Apple is defending reports that it sends some users private search browser data to Google and the Chinese tech company Tencent.
The feature being debated is built into Apple's Safari web browser for Macs, iPhones and iPads. It is designed to warn people when they visit sites that hackers create to trick them into sharing login passwords for banks, email and social media.
Reclaim the Net reported late last week that in Apple’s “About Safari & Privacy” section, it states the company might send some user IP addresses to Google or Chinese company Tencent. The statement is accessible on an iOS device by opening the Settings app and then selecting “Safari > About Privacy & Security.”
Under the title “Fraudulent Website Warning,” Apple tells the user that “before visiting a website, Safari may send information calculated from the website address to Google Safe Browsing and Tencent Safe Browsing to check if the website is fraudulent.”
This sending of information between companies could be against the forthcoming CCPA and the European Union GDPR.
iMore goes into detail on how the data-sharing works. The media outlet writes that Safari’s fraudulent web site warning flags malicious websites by using Google's malicious web site list internationally and Tencent's list for devices set to mainland China. The hashed prefixes of URLs are not shared, though IP addresses are transmitted.
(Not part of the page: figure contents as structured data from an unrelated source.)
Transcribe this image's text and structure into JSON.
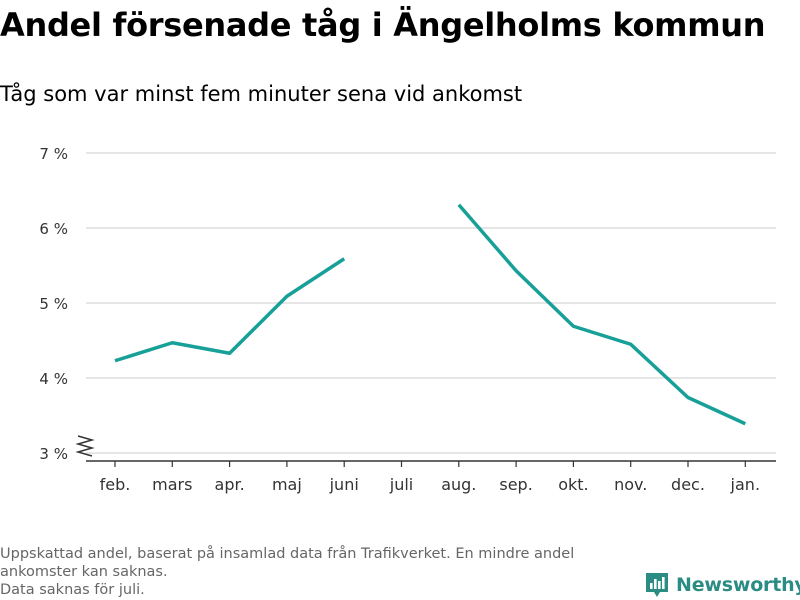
{
  "title": "Andel försenade tåg i Ängelholms kommun",
  "subtitle": "Tåg som var minst fem minuter sena vid ankomst",
  "footnote": {
    "lines": [
      "Uppskattad andel, baserat på insamlad data från Trafikverket. En mindre andel ankomster kan saknas.",
      "Data saknas för juli."
    ]
  },
  "brand": {
    "name": "Newsworthy",
    "icon": "bar-chart-flag-icon",
    "color": "#2a8c82"
  },
  "colors": {
    "line": "#17a097",
    "grid": "#dddddd",
    "axis": "#333333",
    "text": "#333333",
    "footnote": "#666666"
  },
  "chart_data": {
    "type": "line",
    "title": "Andel försenade tåg i Ängelholms kommun",
    "subtitle": "Tåg som var minst fem minuter sena vid ankomst",
    "categories": [
      "feb.",
      "mars",
      "apr.",
      "maj",
      "juni",
      "juli",
      "aug.",
      "sep.",
      "okt.",
      "nov.",
      "dec.",
      "jan."
    ],
    "series": [
      {
        "values": [
          4.23,
          4.47,
          4.33,
          5.09,
          5.59,
          null,
          6.31,
          5.43,
          4.69,
          4.45,
          3.74,
          3.39
        ]
      }
    ],
    "ylim": [
      3,
      7
    ],
    "yticks": [
      3,
      4,
      5,
      6,
      7
    ],
    "ytick_labels": [
      "3 %",
      "4 %",
      "5 %",
      "6 %",
      "7 %"
    ],
    "ylabel": "",
    "xlabel": "",
    "grid": true,
    "axis_break": true
  }
}
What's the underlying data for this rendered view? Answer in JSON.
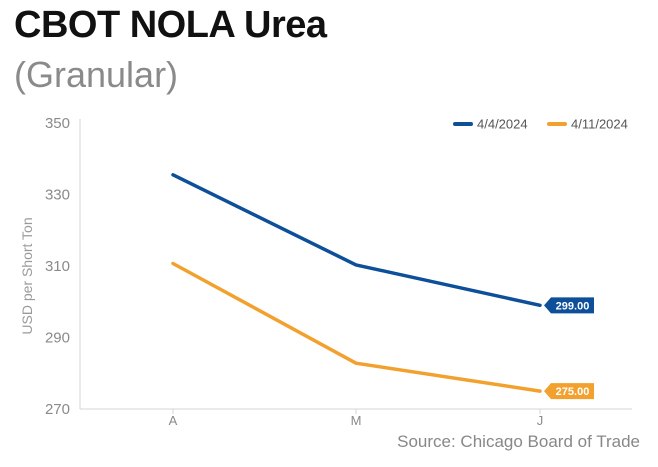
{
  "header": {
    "title": "CBOT NOLA Urea",
    "subtitle": "(Granular)"
  },
  "source": "Source: Chicago Board of Trade",
  "chart_data": {
    "type": "line",
    "title": "CBOT NOLA Urea",
    "subtitle": "(Granular)",
    "xlabel": "",
    "ylabel": "USD per Short Ton",
    "categories": [
      "A",
      "M",
      "J"
    ],
    "ylim": [
      270,
      350
    ],
    "yticks": [
      270,
      290,
      310,
      330,
      350
    ],
    "grid": false,
    "legend_position": "top-right",
    "series": [
      {
        "name": "4/4/2024",
        "color": "#0d4f99",
        "values": [
          335.5,
          310.3,
          299.0
        ],
        "end_label": "299.00"
      },
      {
        "name": "4/11/2024",
        "color": "#f2a12e",
        "values": [
          310.7,
          282.8,
          275.0
        ],
        "end_label": "275.00"
      }
    ]
  }
}
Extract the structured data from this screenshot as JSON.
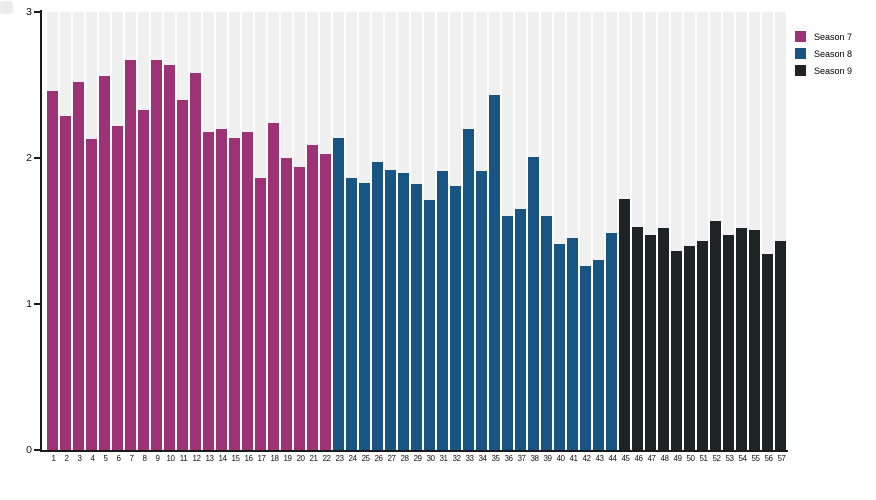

The feature can be turned off.
Safari checks web pages that someone tries to access against the list of hashed prefixes. If they match, the page may be malicious. Safari then asks Google or Tencent for the full list of URLs that match the hashed prefix.
The three companies see the IP address of the device. And because they have the hashed prefix, they know the general pool to which the site belongs.
Users with concerns about the information being passed can go to Settings > Safari on iOS or System Preferences > Security on macOS, and toggle fraudulent website warnings off, according to iMore. Turning off the feature could land users on a malicious website without warning.